Shot at dawn by a firing squad comprising 12 fellow New Zealand soldiers, he was 23 years old.
Spencer was formally pardoned under the provisions of the Pardon for Soldiers of the Great War Act 2000 which was passed by the New Zealand Parliament, in a departure from custom since pardons are normally granted by the Crown, and are rarely posthumous. The grounds for the pardon was that the execution was not a fate that Spencer deserved but was one that resulted from (a) the harsh discipline that was believed at the time to be required; and (b) the application of the death penalty for military offences being seen at that time as an essential part of maintaining military discipline. source
Allegedly arriving with returning troopships in October, the influenza epidemic grips New Zealand.
The influenza epidemic of 1918 killed eight-and-a-half thousand New Zealanders and more than fifty million globally. Returning soldiers brought the flu virus home from Europe as they returned home from the war, and it was the secondary infection, pneumonia, that was the greatest cause of death.

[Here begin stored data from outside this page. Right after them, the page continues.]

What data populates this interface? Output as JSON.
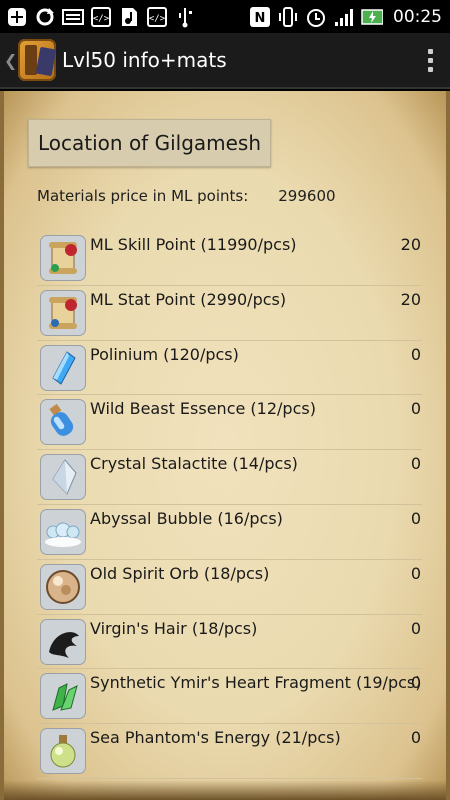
{
  "status_bar": {
    "time": "00:25",
    "icons": [
      "add-icon",
      "sync-icon",
      "keyboard-icon",
      "code-icon",
      "music-icon",
      "code-icon",
      "usb-icon",
      "nfc-icon",
      "vibrate-icon",
      "alarm-icon",
      "signal-icon",
      "battery-icon"
    ]
  },
  "action_bar": {
    "title": "Lvl50 info+mats",
    "app_icon": "book-icon",
    "menu_icon": "overflow-menu-icon"
  },
  "colors": {
    "parchment": "#eadaaf",
    "button": "#d8ccae",
    "battery": "#4caf50"
  },
  "location": {
    "label": "Location of Gilgamesh"
  },
  "materials": {
    "price_label": "Materials price in ML points:",
    "price_value": "299600",
    "items": [
      {
        "name": "ML Skill Point (11990/pcs)",
        "count": "20",
        "icon": "scroll-icon"
      },
      {
        "name": "ML Stat Point (2990/pcs)",
        "count": "20",
        "icon": "scroll-icon"
      },
      {
        "name": "Polinium (120/pcs)",
        "count": "0",
        "icon": "blue-crystal-icon"
      },
      {
        "name": "Wild Beast Essence (12/pcs)",
        "count": "0",
        "icon": "potion-bottle-icon"
      },
      {
        "name": "Crystal Stalactite (14/pcs)",
        "count": "0",
        "icon": "clear-crystal-icon"
      },
      {
        "name": "Abyssal Bubble (16/pcs)",
        "count": "0",
        "icon": "bubbles-icon"
      },
      {
        "name": "Old Spirit Orb (18/pcs)",
        "count": "0",
        "icon": "orb-icon"
      },
      {
        "name": "Virgin's Hair (18/pcs)",
        "count": "0",
        "icon": "hair-icon"
      },
      {
        "name": "Synthetic Ymir's Heart Fragment (19/pcs)",
        "count": "0",
        "icon": "green-crystal-icon"
      },
      {
        "name": "Sea Phantom's Energy (21/pcs)",
        "count": "0",
        "icon": "flask-icon"
      }
    ]
  }
}
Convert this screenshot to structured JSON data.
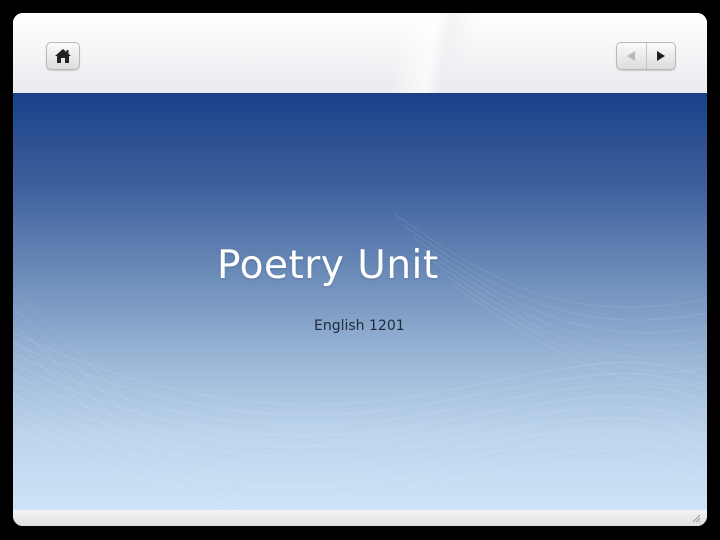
{
  "slide": {
    "title": "Poetry Unit",
    "subtitle": "English 1201"
  },
  "toolbar": {
    "home_icon": "home-icon",
    "prev_icon": "triangle-left-icon",
    "next_icon": "triangle-right-icon"
  },
  "colors": {
    "background": "#000000",
    "frame": "#ffffff",
    "gradient_top": "#1a4089",
    "gradient_bottom": "#cde3f7",
    "title_text": "#ffffff",
    "subtitle_text": "#1f2b3d"
  }
}
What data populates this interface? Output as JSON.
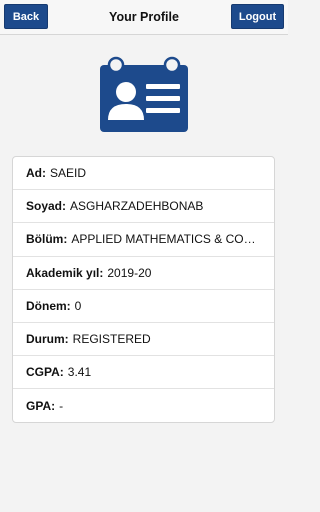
{
  "header": {
    "back_label": "Back",
    "title": "Your Profile",
    "logout_label": "Logout"
  },
  "badge_icon": "id-card-icon",
  "accent_color": "#1d4a8c",
  "profile": {
    "rows": [
      {
        "label": "Ad:",
        "value": "SAEID"
      },
      {
        "label": "Soyad:",
        "value": "ASGHARZADEHBONAB"
      },
      {
        "label": "Bölüm:",
        "value": "APPLIED MATHEMATICS & COMPUTER SCIENCE"
      },
      {
        "label": "Akademik yıl:",
        "value": "2019-20"
      },
      {
        "label": "Dönem:",
        "value": "0"
      },
      {
        "label": "Durum:",
        "value": "REGISTERED"
      },
      {
        "label": "CGPA:",
        "value": "3.41"
      },
      {
        "label": "GPA:",
        "value": "-"
      }
    ]
  }
}
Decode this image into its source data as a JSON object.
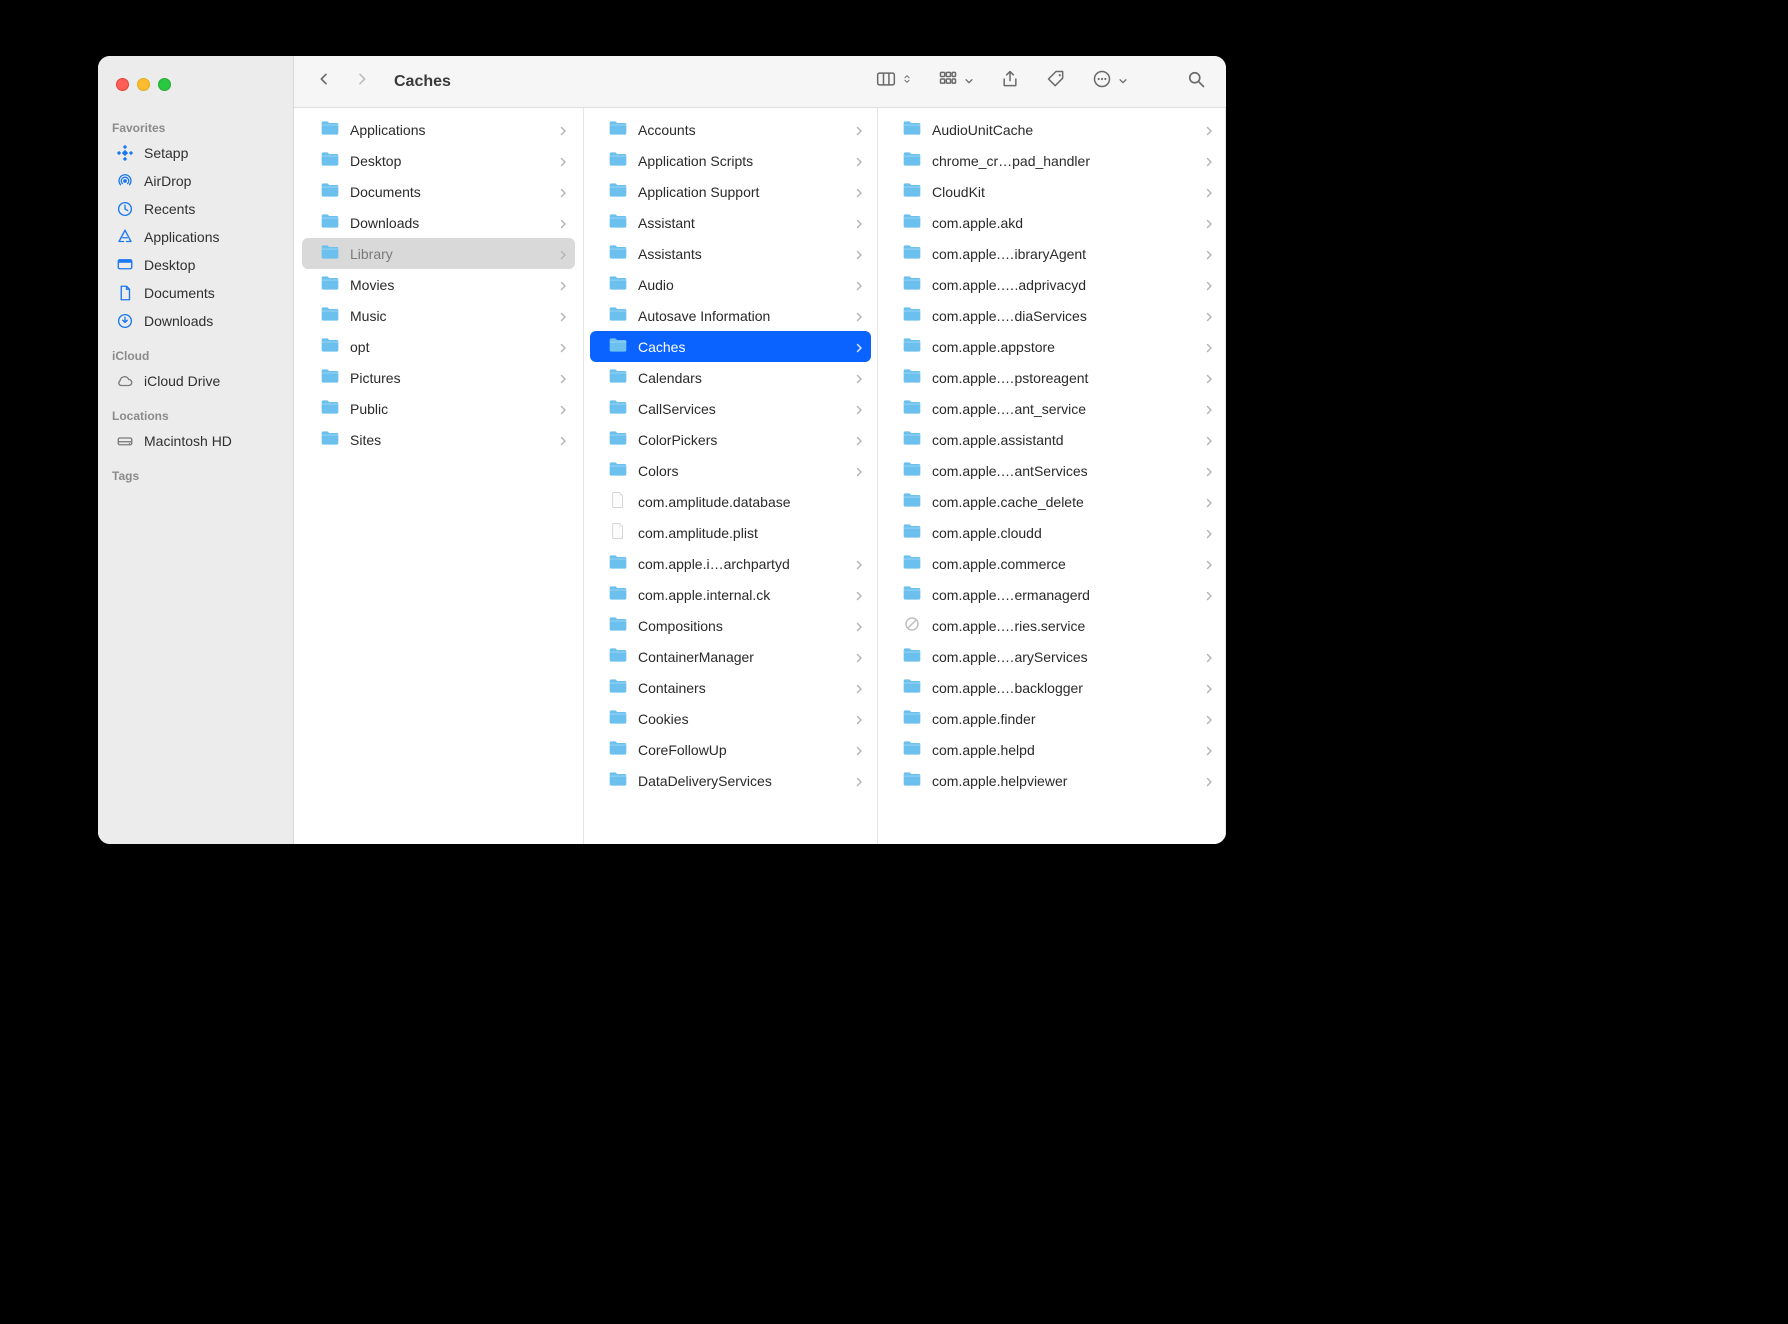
{
  "window": {
    "title": "Caches"
  },
  "sidebar": {
    "sections": [
      {
        "title": "Favorites",
        "items": [
          {
            "label": "Setapp",
            "icon": "setapp",
            "tint": "blue"
          },
          {
            "label": "AirDrop",
            "icon": "airdrop",
            "tint": "blue"
          },
          {
            "label": "Recents",
            "icon": "clock",
            "tint": "blue"
          },
          {
            "label": "Applications",
            "icon": "apps",
            "tint": "blue"
          },
          {
            "label": "Desktop",
            "icon": "desktop",
            "tint": "blue"
          },
          {
            "label": "Documents",
            "icon": "document",
            "tint": "blue"
          },
          {
            "label": "Downloads",
            "icon": "download",
            "tint": "blue"
          }
        ]
      },
      {
        "title": "iCloud",
        "items": [
          {
            "label": "iCloud Drive",
            "icon": "cloud",
            "tint": "gray"
          }
        ]
      },
      {
        "title": "Locations",
        "items": [
          {
            "label": "Macintosh HD",
            "icon": "disk",
            "tint": "gray"
          }
        ]
      },
      {
        "title": "Tags",
        "items": []
      }
    ]
  },
  "columns": [
    {
      "items": [
        {
          "label": "Applications",
          "kind": "folder",
          "hasChildren": true
        },
        {
          "label": "Desktop",
          "kind": "folder",
          "hasChildren": true
        },
        {
          "label": "Documents",
          "kind": "folder",
          "hasChildren": true
        },
        {
          "label": "Downloads",
          "kind": "folder",
          "hasChildren": true
        },
        {
          "label": "Library",
          "kind": "folder",
          "hasChildren": true,
          "selected": "path"
        },
        {
          "label": "Movies",
          "kind": "folder",
          "hasChildren": true
        },
        {
          "label": "Music",
          "kind": "folder",
          "hasChildren": true
        },
        {
          "label": "opt",
          "kind": "folder",
          "hasChildren": true
        },
        {
          "label": "Pictures",
          "kind": "folder",
          "hasChildren": true
        },
        {
          "label": "Public",
          "kind": "folder",
          "hasChildren": true
        },
        {
          "label": "Sites",
          "kind": "folder",
          "hasChildren": true
        }
      ]
    },
    {
      "items": [
        {
          "label": "Accounts",
          "kind": "folder",
          "hasChildren": true
        },
        {
          "label": "Application Scripts",
          "kind": "folder",
          "hasChildren": true
        },
        {
          "label": "Application Support",
          "kind": "folder",
          "hasChildren": true
        },
        {
          "label": "Assistant",
          "kind": "folder",
          "hasChildren": true
        },
        {
          "label": "Assistants",
          "kind": "folder",
          "hasChildren": true
        },
        {
          "label": "Audio",
          "kind": "folder",
          "hasChildren": true
        },
        {
          "label": "Autosave Information",
          "kind": "folder",
          "hasChildren": true
        },
        {
          "label": "Caches",
          "kind": "folder",
          "hasChildren": true,
          "selected": "active"
        },
        {
          "label": "Calendars",
          "kind": "folder",
          "hasChildren": true
        },
        {
          "label": "CallServices",
          "kind": "folder",
          "hasChildren": true
        },
        {
          "label": "ColorPickers",
          "kind": "folder",
          "hasChildren": true
        },
        {
          "label": "Colors",
          "kind": "folder",
          "hasChildren": true
        },
        {
          "label": "com.amplitude.database",
          "kind": "file",
          "hasChildren": false
        },
        {
          "label": "com.amplitude.plist",
          "kind": "file",
          "hasChildren": false
        },
        {
          "label": "com.apple.i…archpartyd",
          "kind": "folder",
          "hasChildren": true
        },
        {
          "label": "com.apple.internal.ck",
          "kind": "folder",
          "hasChildren": true
        },
        {
          "label": "Compositions",
          "kind": "folder",
          "hasChildren": true
        },
        {
          "label": "ContainerManager",
          "kind": "folder",
          "hasChildren": true
        },
        {
          "label": "Containers",
          "kind": "folder",
          "hasChildren": true
        },
        {
          "label": "Cookies",
          "kind": "folder",
          "hasChildren": true
        },
        {
          "label": "CoreFollowUp",
          "kind": "folder",
          "hasChildren": true
        },
        {
          "label": "DataDeliveryServices",
          "kind": "folder",
          "hasChildren": true
        }
      ]
    },
    {
      "items": [
        {
          "label": "AudioUnitCache",
          "kind": "folder",
          "hasChildren": true
        },
        {
          "label": "chrome_cr…pad_handler",
          "kind": "folder",
          "hasChildren": true
        },
        {
          "label": "CloudKit",
          "kind": "folder",
          "hasChildren": true
        },
        {
          "label": "com.apple.akd",
          "kind": "folder",
          "hasChildren": true
        },
        {
          "label": "com.apple.…ibraryAgent",
          "kind": "folder",
          "hasChildren": true
        },
        {
          "label": "com.apple.….adprivacyd",
          "kind": "folder",
          "hasChildren": true
        },
        {
          "label": "com.apple.…diaServices",
          "kind": "folder",
          "hasChildren": true
        },
        {
          "label": "com.apple.appstore",
          "kind": "folder",
          "hasChildren": true
        },
        {
          "label": "com.apple.…pstoreagent",
          "kind": "folder",
          "hasChildren": true
        },
        {
          "label": "com.apple.…ant_service",
          "kind": "folder",
          "hasChildren": true
        },
        {
          "label": "com.apple.assistantd",
          "kind": "folder",
          "hasChildren": true
        },
        {
          "label": "com.apple.…antServices",
          "kind": "folder",
          "hasChildren": true
        },
        {
          "label": "com.apple.cache_delete",
          "kind": "folder",
          "hasChildren": true
        },
        {
          "label": "com.apple.cloudd",
          "kind": "folder",
          "hasChildren": true
        },
        {
          "label": "com.apple.commerce",
          "kind": "folder",
          "hasChildren": true
        },
        {
          "label": "com.apple.…ermanagerd",
          "kind": "folder",
          "hasChildren": true
        },
        {
          "label": "com.apple.…ries.service",
          "kind": "blocked",
          "hasChildren": false
        },
        {
          "label": "com.apple.…aryServices",
          "kind": "folder",
          "hasChildren": true
        },
        {
          "label": "com.apple.…backlogger",
          "kind": "folder",
          "hasChildren": true
        },
        {
          "label": "com.apple.finder",
          "kind": "folder",
          "hasChildren": true
        },
        {
          "label": "com.apple.helpd",
          "kind": "folder",
          "hasChildren": true
        },
        {
          "label": "com.apple.helpviewer",
          "kind": "folder",
          "hasChildren": true
        }
      ]
    }
  ]
}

Māori suffered disproportionately during the pandemic; the mortality rate for Europeans was 5.8 per thousand people, whereas the rate for Māori was seven times higher.
Welcome home ceremony held at Tuahiwi Rūnanga hall for returned Ngāi Tahu soldiers.
Āpirana Ngata’s ‘price of citizenship’ argument for Māori involvement in war only worked insofar as the New Zealand government kept its end of the bargain.
Returning Māori soldiers were ineligible for the farm settlement schemes that were made available to Pākehā soldiers; engendering dissatisfaction and frustration as the bonds formed in the trenches were broken back at home in Aotearoa.
Ngāi Tahu soldiers are honoured on the Rolls of Honour displayed at marae throughout Te Wai Pounamu, and at war memorials in many towns. These include the Ratana War Memorial Arch at Arowhenua and the jetty at Rapaki in Lyttelton Harbour.
Treaty of Versailles signed between Germany and the Allied powers. Prime Minister William Massey signs on behalf of New Zealand.